What contributes to the development of depression and anxiety?
Overall, Chegeni and her colleagues found that the children’s depression and anxiety were most accurately predicted when considering both their own genetic profile and that of their parents. The parents’ genetic profile appeared to influence the children via indirect effects, such as their parenting style and the children’s home environment.
When the children reached adolescence, on the other hand, their own genetic profile appeared to play a greater role in their susceptibility to depression and anxiety. This was particularly evident for depression.
“Our findings suggest that risk may operate through more than one pathway: through the genes children inherit directly, and through parents’ genetically influenced traits that may shape caregiving, family climate, and the broader home environment,” said Chegeni.
“Importantly, we found that these patterns changed across development.

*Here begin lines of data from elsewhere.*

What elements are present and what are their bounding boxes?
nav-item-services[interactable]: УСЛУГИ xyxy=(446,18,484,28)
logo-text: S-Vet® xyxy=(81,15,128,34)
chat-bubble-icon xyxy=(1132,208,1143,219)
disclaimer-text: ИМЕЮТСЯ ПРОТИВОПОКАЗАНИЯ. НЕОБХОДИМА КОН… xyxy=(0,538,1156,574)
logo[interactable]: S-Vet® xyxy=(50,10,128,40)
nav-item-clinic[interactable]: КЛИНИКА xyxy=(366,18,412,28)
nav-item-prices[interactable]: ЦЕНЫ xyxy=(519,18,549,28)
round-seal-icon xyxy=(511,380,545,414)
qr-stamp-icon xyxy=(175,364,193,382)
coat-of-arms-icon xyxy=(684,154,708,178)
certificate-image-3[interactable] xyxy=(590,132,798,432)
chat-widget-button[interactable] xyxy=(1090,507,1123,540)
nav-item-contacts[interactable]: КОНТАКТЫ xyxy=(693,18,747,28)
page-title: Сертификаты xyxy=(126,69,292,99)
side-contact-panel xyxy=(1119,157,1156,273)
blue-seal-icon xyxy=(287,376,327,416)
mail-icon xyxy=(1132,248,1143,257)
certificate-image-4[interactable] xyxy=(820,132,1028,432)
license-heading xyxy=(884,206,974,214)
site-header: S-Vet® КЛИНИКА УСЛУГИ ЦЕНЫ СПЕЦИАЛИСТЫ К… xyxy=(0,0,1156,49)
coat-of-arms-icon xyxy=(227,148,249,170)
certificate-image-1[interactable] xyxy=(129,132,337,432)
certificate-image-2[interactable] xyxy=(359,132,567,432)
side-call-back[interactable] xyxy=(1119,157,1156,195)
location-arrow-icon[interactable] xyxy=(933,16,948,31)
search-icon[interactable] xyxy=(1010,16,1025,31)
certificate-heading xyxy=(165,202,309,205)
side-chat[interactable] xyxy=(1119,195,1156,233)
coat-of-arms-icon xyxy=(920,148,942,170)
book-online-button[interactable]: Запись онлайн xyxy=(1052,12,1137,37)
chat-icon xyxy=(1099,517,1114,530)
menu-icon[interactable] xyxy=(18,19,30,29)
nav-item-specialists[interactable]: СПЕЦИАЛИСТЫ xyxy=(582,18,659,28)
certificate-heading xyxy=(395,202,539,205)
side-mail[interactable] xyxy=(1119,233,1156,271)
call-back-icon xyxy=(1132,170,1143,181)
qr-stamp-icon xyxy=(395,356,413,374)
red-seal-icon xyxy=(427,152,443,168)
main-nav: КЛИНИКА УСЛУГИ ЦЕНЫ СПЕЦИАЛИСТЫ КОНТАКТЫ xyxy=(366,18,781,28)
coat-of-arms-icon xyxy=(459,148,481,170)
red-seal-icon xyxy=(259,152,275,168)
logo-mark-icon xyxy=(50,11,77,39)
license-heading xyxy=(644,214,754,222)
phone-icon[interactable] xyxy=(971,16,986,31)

Predictive accuracy was generally stronger at age 14 than at age 8, and for depression in particular, parental genetic factors appeared relatively more important in childhood, while children’s own genetic liability became more prominent in adolescence.”
Interestingly, the researchers also found that the genes that most contributed to a child’s susceptibility to internalizing problems differed in mothers and fathers. Genes that were found to play a role included father genes linked to well-being and mother genes linked to smoking and cognitive skills.
“Our paper challenges a narrower way of thinking about intergenerational risk,” said Chegeni. “Even in genetics, there has often been an assumption that if we want to understand why depression or anxiety runs in families, we should mainly look at parental depression- or anxiety-related risk. Our results suggest that this can miss a large part of the picture.”
The results of this study highlight the complexity of genetic factors contributing to the emergence of mental health disorders in childhood and adolescence. They also confirm that the risk of developing mental health disorders depends on a series of biological and environmental factors.
“Parental genetic predispositions related to well-being, smoking, cognitive skills, and ADHD also emerged as relevant predictors of offspring internalizing problems,” said Chegeni. “This suggests that intergenerational mental health risk may involve a broader range of parental traits than has often been assumed.”
Avenues for further research
While this study offers some valuable insight, the variance explained by the team’s genetic models was modest. For now, the insight it provides is thus meant to be scientifically informative and is not applicable in clinical settings.
“This study was an important step for me, but I see it as the beginning rather than the end of this line of work,” said Chegeni. “Now that I have a deeper understanding of gene-environment interplay and more experience with machine learning methods, I am moving toward models that bring these pieces together more directly.”
Chegeni and her colleagues are now conducting further studies in which they are combining the parent-child polygenic scores calculated as part of their recent study with a much broader set of environmental factors. For instance, they plan to consider the effects of these scores in conjunction with family history of mental illnesses, adverse life events, peer relationships and parental conflicts.
“Our goal is to better understand how genetic liability and lived experience work together, rather than studying them in isolation,” added Chegeni.
“I am especially interested in identifying which combinations of genetic and environmental factors matter most for adolescent mental health, how these influences change across development, and whether different pathways are more relevant for different outcomes.
“More broadly, I hope this work can help move the field beyond simple one-risk-factor models toward a more realistic understanding of mental health as the product of many small, interacting influences across the family and social environment.”